Burnley manager Sean Dyche wrote another paragraph for what is likely to be a convincing letter of application for any top job that might come along at St Mary's today.
The game was not pretty, and it will not be anywhere near the early stages of Match of the Day, but the performance was effective. It was an object lesson in how to win away and if a struggling side were looking for more solidity – a Merseyside club in blue, for instance? - then Dyche would definitely be their man.
His Burnley side soaked up pressure, broke intelligently and took the sting out of the home side. Then Dyche made two substitutions and one of his fresh players, Sam Vokes, scored the only goal in the 82nd minute.
Burnley have now lost only once in ten games - to Manchester City, which is hardly a disgrace - and are enjoying a club record start to a Premier League campaign, not to mention their best in the top flight since the 1973-74 season.
Southampton's difficulties are not hard to pinpoint. They have scored only nine goals in eleven games and are simply not ruthless enough when chances arrive.
Burnley looked solid early on. At one point Southampton's Dusan Tadic ran at their defence, but found all his options closed down bar a square pass. At the other end, Wood was a handful for Cedric and Maya Yoshida, and only a poor final ball prevented Burnley from making chances.
Southampton, as they have been too often recently, were ponderous and one-paced. Their only opening in the first 25 minutes camewhen Burnley goalkeeper failed to gather a through pass by Nathan Redmond cleanly but Manolo Gabbiadini, who had been chasing in, did not realise in time that the ball had run loose and Pope was able to recover.
On the half hour there was a sudden stirring amoing the home fans as Redmond stepped past Steven Defour's chalenge 22 yards out and lined up a left-foot shot. That went well over the crossbar, but it was the start of a promising period for Saints. Four minutes later James Tarkowski's headed clearance dropped to the feet of Sofiane Boufal, who hit a bouncing volley that Pope had to turn around the near post. And Pope was in action again three minutes before the interval, diving to his right to turn aside a low shot from Redmond after he had cut inside Matthew Lowton and Tarkowski.

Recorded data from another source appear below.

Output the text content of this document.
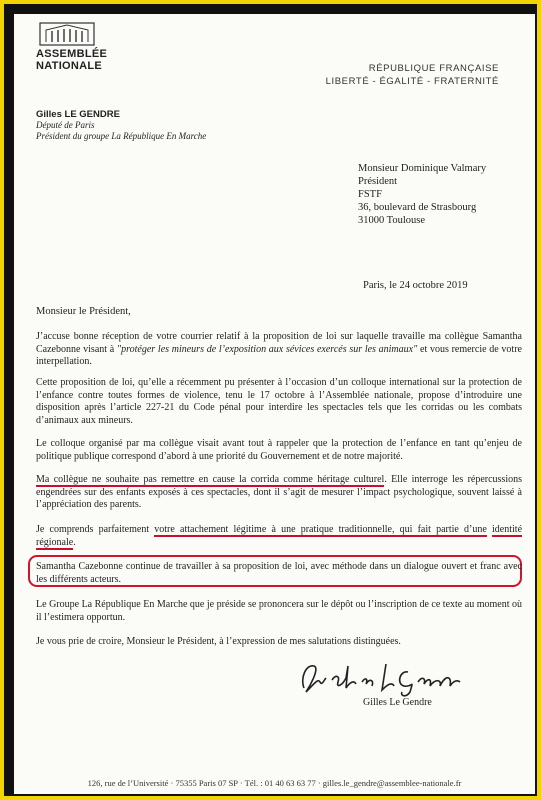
ASSEMBLÉE
NATIONALE	RÉPUBLIQUE FRANÇAISE
LIBERTÉ - ÉGALITÉ - FRATERNITÉ
Gilles LE GENDRE
Député de Paris
Président du groupe La République En Marche
Monsieur Dominique Valmary
Président
FSTF
36, boulevard de Strasbourg
31000 Toulouse
Paris, le 24 octobre 2019
Monsieur le Président,
J’accuse bonne réception de votre courrier relatif à la proposition de loi sur laquelle travaille ma collègue Samantha Cazebonne visant à "protéger les mineurs de l’exposition aux sévices exercés sur les animaux" et vous remercie de votre interpellation.
Cette proposition de loi, qu’elle a récemment pu présenter à l’occasion d’un colloque international sur la protection de l’enfance contre toutes formes de violence, tenu le 17 octobre à l’Assemblée nationale, propose d’introduire une disposition après l’article 227-21 du Code pénal pour interdire les spectacles tels que les corridas ou les combats d’animaux aux mineurs.
Le colloque organisé par ma collègue visait avant tout à rappeler que la protection de l’enfance en tant qu’enjeu de politique publique correspond d’abord à une priorité du Gouvernement et de notre majorité.
Ma collègue ne souhaite pas remettre en cause la corrida comme héritage culturel. Elle interroge les répercussions engendrées sur des enfants exposés à ces spectacles, dont il s’agit de mesurer l’impact psychologique, souvent laissé à l’appréciation des parents.
Je comprends parfaitement votre attachement légitime à une pratique traditionnelle, qui fait partie d’une identité régionale.
Samantha Cazebonne continue de travailler à sa proposition de loi, avec méthode dans un dialogue ouvert et franc avec les différents acteurs.
Le Groupe La République En Marche que je préside se prononcera sur le dépôt ou l’inscription de ce texte au moment où il l’estimera opportun.
Je vous prie de croire, Monsieur le Président, à l’expression de mes salutations distinguées.
Gilles Le Gendre
126, rue de l’Université · 75355 Paris 07 SP · Tél. : 01 40 63 63 77 · gilles.le_gendre@assemblee-nationale.fr
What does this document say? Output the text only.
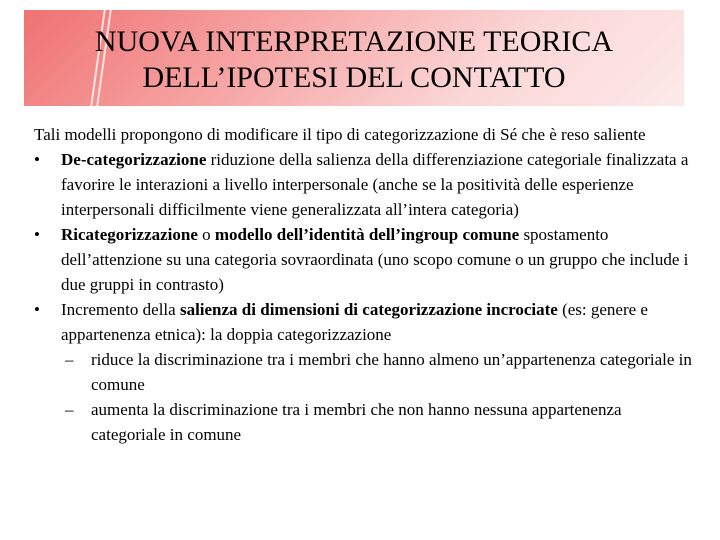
NUOVA INTERPRETAZIONE TEORICA
DELL’IPOTESI DEL CONTATTO

Tali modelli propongono di modificare il tipo di categorizzazione di Sé che è reso saliente

• De-categorizzazione riduzione della salienza della differenziazione categoriale finalizzata a favorire le interazioni a livello interpersonale (anche se la positività delle esperienze interpersonali difficilmente viene generalizzata all’intera categoria)
• Ricategorizzazione o modello dell’identità dell’ingroup comune spostamento dell’attenzione su una categoria sovraordinata (uno scopo comune o un gruppo che include i due gruppi in contrasto)
• Incremento della salienza di dimensioni di categorizzazione incrociate (es: genere e appartenenza etnica): la doppia categorizzazione
– riduce la discriminazione tra i membri che hanno almeno un’appartenenza categoriale in comune
– aumenta la discriminazione tra i membri che non hanno nessuna appartenenza categoriale in comune
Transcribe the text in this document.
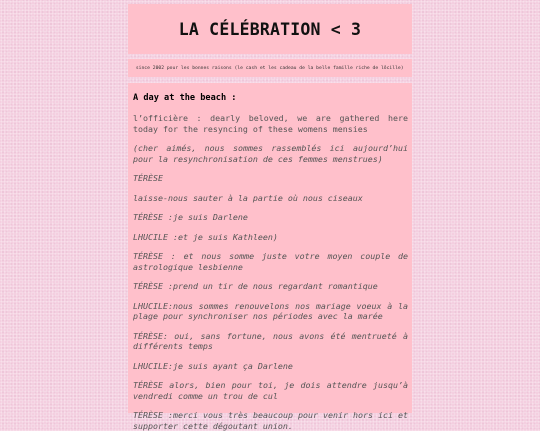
LA CÉLÉBRATION < 3
since 2002 pour les bonnes raisons (le cash et les cadeau de la belle famille riche de lôcille)
A day at the beach :

l’officière : dearly beloved, we are gathered here today for the resyncing of these womens mensies

(cher aimés, nous sommes rassemblés ici aujourd’hui pour la resynchronisation de ces femmes menstrues)

TÉRÈSE

laisse-nous sauter à la partie où nous ciseaux

TÉRÈSE :je suis Darlene

LHUCILE :et je suis Kathleen)

TÉRÈSE : et nous somme juste votre moyen couple de astrologique lesbienne

TÉRÈSE :prend un tir de nous regardant romantique

LHUCILE:nous sommes renouvelons nos mariage voeux à la plage pour synchroniser nos périodes avec la marée

TÉRÈSE: oui, sans fortune, nous avons été mentrueté à différents temps

LHUCILE:je suis ayant ça Darlene

TÉRÈSE alors, bien pour toi, je dois attendre jusqu’à vendredi comme un trou de cul

TÉRÈSE :merci vous très beaucoup pour venir hors ici et supporter cette dégoutant union.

Dyche was on his feet throughout, micromanaging, gesturing and directing his defence. And he would have been dismayed by the way Gabbiadini beat Tarkowski to a cross from the right, but relieved when the forward could only head weakly wide.

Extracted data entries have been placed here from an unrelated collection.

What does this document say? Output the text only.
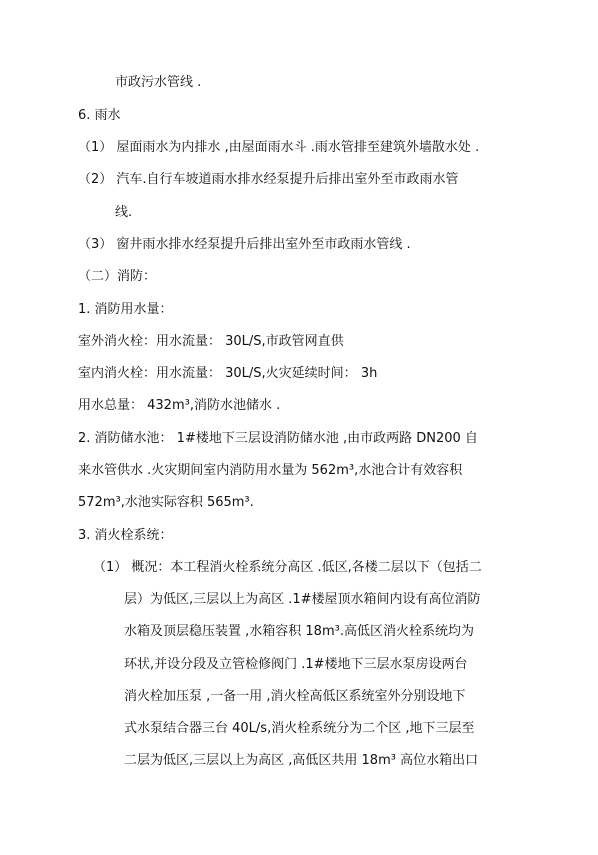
市政污水管线 .
6. 雨水
（1） 屋面雨水为内排水 ,由屋面雨水斗 .雨水管排至建筑外墙散水处 .
（2） 汽车.自行车坡道雨水排水经泵提升后排出室外至市政雨水管
线.
（3） 窗井雨水排水经泵提升后排出室外至市政雨水管线 .
（二）消防：
1. 消防用水量：
室外消火栓：用水流量： 30L/S,市政管网直供
室内消火栓：用水流量： 30L/S,火灾延续时间： 3h
用水总量： 432m³,消防水池储水 .
2. 消防储水池： 1#楼地下三层设消防储水池 ,由市政两路 DN200 自
来水管供水 .火灾期间室内消防用水量为 562m³,水池合计有效容积
572m³,水池实际容积 565m³.
3. 消火栓系统：
（1） 概况：本工程消火栓系统分高区 .低区,各楼二层以下（包括二
层）为低区,三层以上为高区 .1#楼屋顶水箱间内设有高位消防
水箱及顶层稳压装置 ,水箱容积 18m³.高低区消火栓系统均为
环状,并设分段及立管检修阀门 .1#楼地下三层水泵房设两台
消火栓加压泵 ,一备一用 ,消火栓高低区系统室外分别设地下
式水泵结合器三台 40L/s,消火栓系统分为二个区 ,地下三层至
二层为低区,三层以上为高区 ,高低区共用 18m³ 高位水箱出口
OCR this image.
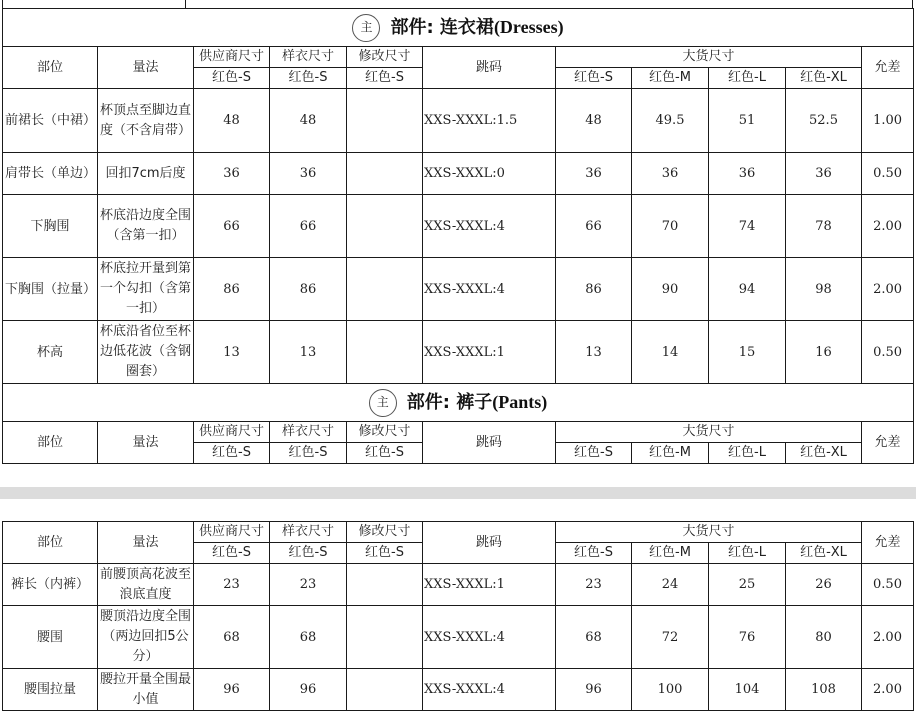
主 部件: 连衣裙(Dresses)										

部位	量法	供应商尺寸	样衣尺寸	修改尺寸	跳码	大货尺寸				允差
		红色-S	红色-S	红色-S		红色-S	红色-M	红色-L	红色-XL	
前裙长（中裙）	杯顶点至脚边直度（不含肩带）	48	48		XXS-XXXL:1.5	48	49.5	51	52.5	1.00
肩带长（单边）	回扣7cm后度	36	36		XXS-XXXL:0	36	36	36	36	0.50
下胸围	杯底沿边度全围（含第一扣）	66	66		XXS-XXXL:4	66	70	74	78	2.00
下胸围（拉量）	杯底拉开量到第一个勾扣（含第一扣）	86	86		XXS-XXXL:4	86	90	94	98	2.00
杯高	杯底沿省位至杯边低花波（含钢圈套）	13	13		XXS-XXXL:1	13	14	15	16	0.50

主 部件: 裤子(Pants)										

部位	量法	供应商尺寸	样衣尺寸	修改尺寸	跳码	大货尺寸				允差
		红色-S	红色-S	红色-S		红色-S	红色-M	红色-L	红色-XL	
部位	量法	供应商尺寸	样衣尺寸	修改尺寸	跳码	大货尺寸				允差
		红色-S	红色-S	红色-S		红色-S	红色-M	红色-L	红色-XL	
裤长（内裤）	前腰顶高花波至浪底直度	23	23		XXS-XXXL:1	23	24	25	26	0.50
腰围	腰顶沿边度全围（两边回扣5公分）	68	68		XXS-XXXL:4	68	72	76	80	2.00
腰围拉量	腰拉开量全围最小值	96	96		XXS-XXXL:4	96	100	104	108	2.00
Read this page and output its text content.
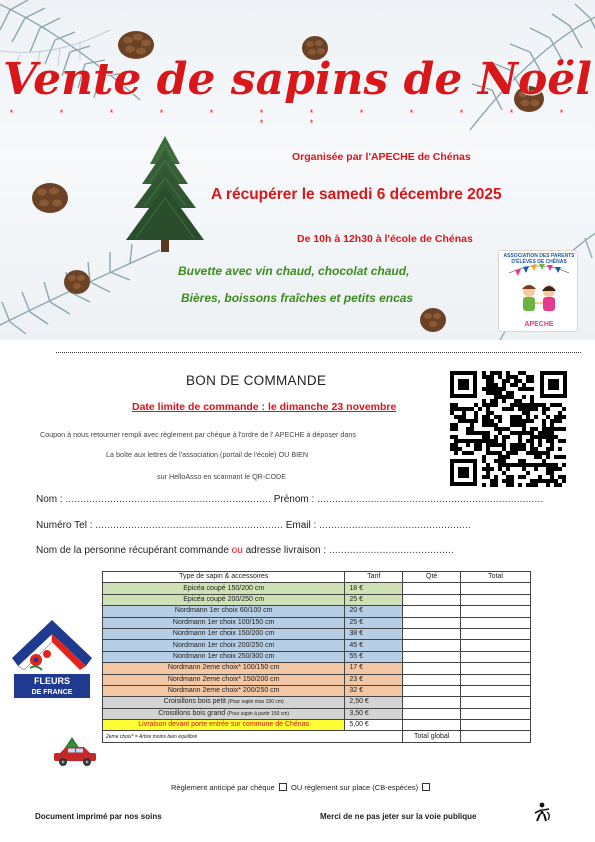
Vente de sapins de Noël
* * * * * * * * * * * * * *
Organisée par l'APECHE de Chénas
A récupérer le samedi 6 décembre 2025
De 10h à 12h30 à l'école de Chénas
Buvette avec vin chaud, chocolat chaud,
Bières, boissons fraîches et petits encas
ASSOCIATION DES PARENTS D'ÉLÈVES DE CHÉNAS
APECHE
BON DE COMMANDE
Date limite de commande : le dimanche 23 novembre
Coupon à nous retourner rempli avec règlement par chèque à l'ordre de l' APECHE à déposer dans
La boîte aux lettres de l'association (portail de l'école) OU BIEN
sur HelloAsso en scannant le QR-CODE
Nom : ..................................................................... Prénom : ............................................................................
Numéro Tel : ............................................................... Email : ...................................................
Nom de la personne récupérant commande ou adresse livraison : ..........................................
Type de sapin & accessoires	Tarif	Qté	Total
Epicéa coupé 150/200 cm	18 €		
Epicéa coupé 200/250 cm	25 €		
Nordmann 1er choix 60/100 cm	20 €		
Nordmann 1er choix 100/150 cm	25 €		
Nordmann 1er choix 150/200 cm	38 €		
Nordmann 1er choix 200/250 cm	45 €		
Nordmann 1er choix 250/300 cm	55 €		
Nordmann 2eme choix* 100/150 cm	17 €		
Nordmann 2eme choix* 150/200 cm	23 €		
Nordmann 2eme choix* 200/250 cm	32 €		
Croisillons bois petit (Pour sapin max 150 cm)	2,50 €		
Croisillons bois grand (Pour sapin à partir 150 cm)	3,50 €		
Livraison devant porte entrée sur commune de Chénas	5,00 €		
2eme choix* = Arbre moins bien équilibré		Total global	
Règlement anticipé par chèque OU règlement sur place (CB-espèces)
FLEURS
DE FRANCE
Document imprimé par nos soins	Merci de ne pas jeter sur la voie publique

Southampton were getting closer, and Pope had to rescue a situation of his own making when he could only bat away a corner from the left. The ball dropped for Yoshida to hit a dipping volley on the turn that Pope tipped over acrobatically.

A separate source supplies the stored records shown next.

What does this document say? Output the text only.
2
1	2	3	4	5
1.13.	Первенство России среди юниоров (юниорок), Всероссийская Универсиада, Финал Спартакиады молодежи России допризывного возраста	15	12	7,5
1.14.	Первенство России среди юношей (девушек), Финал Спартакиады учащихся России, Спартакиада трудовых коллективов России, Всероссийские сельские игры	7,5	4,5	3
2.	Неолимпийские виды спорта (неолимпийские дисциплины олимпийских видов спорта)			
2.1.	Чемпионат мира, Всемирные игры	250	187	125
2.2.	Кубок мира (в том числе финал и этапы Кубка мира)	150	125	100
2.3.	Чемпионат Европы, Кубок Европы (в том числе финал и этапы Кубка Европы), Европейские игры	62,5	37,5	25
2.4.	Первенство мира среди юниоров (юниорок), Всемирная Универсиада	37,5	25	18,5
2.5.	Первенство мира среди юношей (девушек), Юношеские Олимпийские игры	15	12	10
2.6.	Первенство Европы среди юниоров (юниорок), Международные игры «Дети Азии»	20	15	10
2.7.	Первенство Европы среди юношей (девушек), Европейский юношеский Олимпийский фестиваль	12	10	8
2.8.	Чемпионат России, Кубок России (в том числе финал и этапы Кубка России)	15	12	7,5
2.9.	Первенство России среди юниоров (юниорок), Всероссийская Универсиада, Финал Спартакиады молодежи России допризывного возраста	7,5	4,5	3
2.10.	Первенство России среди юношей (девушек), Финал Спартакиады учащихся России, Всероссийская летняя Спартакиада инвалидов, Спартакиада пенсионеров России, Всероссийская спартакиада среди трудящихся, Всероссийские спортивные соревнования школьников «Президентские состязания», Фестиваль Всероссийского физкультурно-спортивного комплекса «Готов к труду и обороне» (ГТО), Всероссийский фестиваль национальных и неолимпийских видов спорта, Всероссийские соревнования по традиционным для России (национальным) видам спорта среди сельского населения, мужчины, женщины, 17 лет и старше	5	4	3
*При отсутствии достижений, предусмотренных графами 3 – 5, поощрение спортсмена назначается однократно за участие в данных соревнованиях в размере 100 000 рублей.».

Then, with 20 minutes to go, came a sudden flurry from Burnley. Dyche sent on Ashley Barnes and Vokes, and within seconds Welsh international Vokes had dribbled to within a few yards of goal only to misplace his pass.
Saints were now so desperate for a goal that they threw on Republic of Ireland forward Shane Long – 28 games without scoring for club and country– and the supporters even cheered his arrival. But it was skipper Steven Davis who nearly supplied what they wanted, making space 18 yards out for a shot that rose just over the crossbar.
Eight minutes from time, their frustrations were complete. Joey Gudmundsson crossed from the right and Vokes outjumped Yoshida to head back across Fraser Forster and into score his third goal of the season.